Tootsie Roll Tuesday

It was our last day in Canada, Montreal to be exact.  Quite a different scene from that of Old Quebec City with its fortified wall and pristine streets.  I am sitting on the steps of the Notre Dame Basilica doing some people watching, chatting with my dad, thinking about the upcoming day of airline travel...when my eye catches what looks to be a curly pug tail...is that some pug rolls I see, yes!  and some stubby little legs?! "Wait a minute dad, I think that is a pug statue over thereeeee......:)"  To my PUGlight it most certainly was!  An English Pug staring longingly at a French Poodle and each were being held by their owners.  The pug has a British master and the poodle, yep...a French lady! Both humans/statues are finely dressed and coiffed and also wearing what looks like fancy masquerade ball masks!  This must have been a sign that I would soon be returning to my hood and my Tootsie Roll...just in time to PUG blog and post this Tootsie Roll Tuesday!





"The inspiration for this work comes from the Commedia dell’arte and Two Solitudes from novelist Hugh MacLennan; these two snobs set up an ironically touching scene of the cultural distance between English and French Canadians.

A dashing looking English man, holding his pug, gives a superior stare at Notre-Dame Basilica, symbol of the religious influence on French Canadians. Feets away to the northern corner of the building, a woman in Chanel style suit, poodle against her, shoots an offended look to the Bank of Montreal’s head office, built in 1845-1847 and symbol of English power. With their masters oblivious to each other, the two dogs on the alert already sniffed out the opportunity to unite."

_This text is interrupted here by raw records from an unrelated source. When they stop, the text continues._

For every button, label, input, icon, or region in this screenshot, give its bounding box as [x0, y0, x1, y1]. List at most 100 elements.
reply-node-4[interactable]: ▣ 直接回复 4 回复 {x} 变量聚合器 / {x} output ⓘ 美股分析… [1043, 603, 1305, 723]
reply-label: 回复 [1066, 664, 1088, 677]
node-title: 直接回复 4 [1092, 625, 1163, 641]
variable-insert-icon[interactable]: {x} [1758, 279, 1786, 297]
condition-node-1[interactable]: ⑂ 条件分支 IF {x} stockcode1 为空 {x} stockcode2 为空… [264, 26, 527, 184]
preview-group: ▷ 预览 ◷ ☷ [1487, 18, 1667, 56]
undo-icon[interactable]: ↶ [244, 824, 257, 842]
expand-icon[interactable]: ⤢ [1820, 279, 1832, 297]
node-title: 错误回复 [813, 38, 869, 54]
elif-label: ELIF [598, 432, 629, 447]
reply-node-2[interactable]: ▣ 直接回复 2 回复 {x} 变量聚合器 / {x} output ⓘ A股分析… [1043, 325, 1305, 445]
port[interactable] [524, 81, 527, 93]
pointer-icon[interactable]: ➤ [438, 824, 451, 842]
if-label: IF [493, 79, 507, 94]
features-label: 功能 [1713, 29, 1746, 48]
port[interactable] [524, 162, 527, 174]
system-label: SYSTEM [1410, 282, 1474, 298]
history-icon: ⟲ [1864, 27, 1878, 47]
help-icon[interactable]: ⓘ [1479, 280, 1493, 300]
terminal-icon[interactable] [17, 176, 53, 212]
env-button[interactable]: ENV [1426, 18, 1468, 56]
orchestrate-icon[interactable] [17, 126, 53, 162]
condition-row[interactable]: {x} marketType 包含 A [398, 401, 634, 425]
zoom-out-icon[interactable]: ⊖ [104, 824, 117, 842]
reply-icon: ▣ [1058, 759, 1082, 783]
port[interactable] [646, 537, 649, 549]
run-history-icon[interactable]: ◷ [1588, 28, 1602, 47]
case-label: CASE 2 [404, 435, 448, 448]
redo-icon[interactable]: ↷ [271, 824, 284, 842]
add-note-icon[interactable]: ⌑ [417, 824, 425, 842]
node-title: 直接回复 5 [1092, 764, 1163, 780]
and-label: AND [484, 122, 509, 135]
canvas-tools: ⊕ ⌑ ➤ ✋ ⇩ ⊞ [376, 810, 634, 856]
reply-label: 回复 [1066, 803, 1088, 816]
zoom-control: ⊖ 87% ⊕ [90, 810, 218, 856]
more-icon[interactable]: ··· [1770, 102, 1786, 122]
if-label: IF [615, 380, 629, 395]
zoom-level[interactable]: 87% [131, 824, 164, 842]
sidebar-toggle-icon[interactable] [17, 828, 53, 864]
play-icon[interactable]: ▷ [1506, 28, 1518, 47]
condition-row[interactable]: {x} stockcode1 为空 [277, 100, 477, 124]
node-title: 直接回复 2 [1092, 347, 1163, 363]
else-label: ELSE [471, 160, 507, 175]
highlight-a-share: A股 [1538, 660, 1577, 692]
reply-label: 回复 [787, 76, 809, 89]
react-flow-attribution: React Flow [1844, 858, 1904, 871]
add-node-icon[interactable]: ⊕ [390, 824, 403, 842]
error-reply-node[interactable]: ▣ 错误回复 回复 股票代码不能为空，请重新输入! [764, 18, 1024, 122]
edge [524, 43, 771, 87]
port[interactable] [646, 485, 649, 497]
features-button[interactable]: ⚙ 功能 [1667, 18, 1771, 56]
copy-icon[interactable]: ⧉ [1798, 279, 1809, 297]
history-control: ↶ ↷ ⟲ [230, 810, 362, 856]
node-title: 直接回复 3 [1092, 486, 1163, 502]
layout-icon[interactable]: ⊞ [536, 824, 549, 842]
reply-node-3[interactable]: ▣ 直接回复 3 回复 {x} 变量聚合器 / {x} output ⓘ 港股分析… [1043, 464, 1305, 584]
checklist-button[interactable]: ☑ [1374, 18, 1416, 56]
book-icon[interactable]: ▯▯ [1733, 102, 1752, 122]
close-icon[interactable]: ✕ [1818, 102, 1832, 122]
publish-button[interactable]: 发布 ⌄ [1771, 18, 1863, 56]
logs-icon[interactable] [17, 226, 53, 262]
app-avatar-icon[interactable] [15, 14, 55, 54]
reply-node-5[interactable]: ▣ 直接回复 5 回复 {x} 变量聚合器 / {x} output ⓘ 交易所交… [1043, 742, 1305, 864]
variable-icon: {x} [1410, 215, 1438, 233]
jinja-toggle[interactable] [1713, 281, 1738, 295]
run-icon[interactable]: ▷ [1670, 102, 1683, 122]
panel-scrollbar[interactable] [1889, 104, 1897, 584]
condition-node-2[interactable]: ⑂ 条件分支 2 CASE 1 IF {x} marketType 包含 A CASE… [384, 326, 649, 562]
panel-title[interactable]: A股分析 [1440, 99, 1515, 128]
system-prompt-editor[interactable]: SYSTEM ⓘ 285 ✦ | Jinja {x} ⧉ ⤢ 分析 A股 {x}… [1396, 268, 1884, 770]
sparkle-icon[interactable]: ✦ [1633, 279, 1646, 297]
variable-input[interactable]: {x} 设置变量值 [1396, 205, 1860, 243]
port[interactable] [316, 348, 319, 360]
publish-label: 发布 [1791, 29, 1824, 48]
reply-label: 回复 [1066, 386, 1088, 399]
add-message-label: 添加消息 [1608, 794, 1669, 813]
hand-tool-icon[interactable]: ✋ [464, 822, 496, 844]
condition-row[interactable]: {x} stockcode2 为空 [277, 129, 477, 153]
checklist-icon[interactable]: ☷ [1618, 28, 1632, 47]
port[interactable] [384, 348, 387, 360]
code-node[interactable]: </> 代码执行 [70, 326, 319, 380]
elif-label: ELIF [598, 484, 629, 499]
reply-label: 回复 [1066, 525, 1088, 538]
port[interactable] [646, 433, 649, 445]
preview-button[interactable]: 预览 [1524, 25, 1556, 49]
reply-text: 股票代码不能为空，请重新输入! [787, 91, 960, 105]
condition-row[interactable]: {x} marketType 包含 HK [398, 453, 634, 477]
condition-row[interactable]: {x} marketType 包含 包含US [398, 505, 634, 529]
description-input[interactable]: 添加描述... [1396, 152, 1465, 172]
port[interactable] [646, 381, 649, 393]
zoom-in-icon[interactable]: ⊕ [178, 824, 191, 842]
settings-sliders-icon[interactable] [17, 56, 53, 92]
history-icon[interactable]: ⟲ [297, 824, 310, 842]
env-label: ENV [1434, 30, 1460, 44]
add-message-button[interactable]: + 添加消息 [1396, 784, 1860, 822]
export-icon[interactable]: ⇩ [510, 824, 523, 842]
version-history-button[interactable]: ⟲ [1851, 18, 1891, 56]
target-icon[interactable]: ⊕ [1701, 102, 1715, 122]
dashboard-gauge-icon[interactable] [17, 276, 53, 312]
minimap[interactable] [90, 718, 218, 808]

Image may contain: 1 person, smiling, sitting

The Artist
"Marc Andre J. Fortier is born in Montréal, Québec. Faced with chaos, over-consumption and uncertainty within modern society, he questions the actors that we are with irony and occasional sarcasm. For him, all the elements of our world, be they living or inanimate, are animated by the same life and are confronted in an apparently irrational order: faces are human and robotic at the same time while objects are as much inanimate as they are animated. The art of MAJ Fortier takes place in the realm of reality and the mundane by affirming the durability and permanency of human attitudes: snobbery and elitism, envy and pride, boredom, untruthfulness and solitude."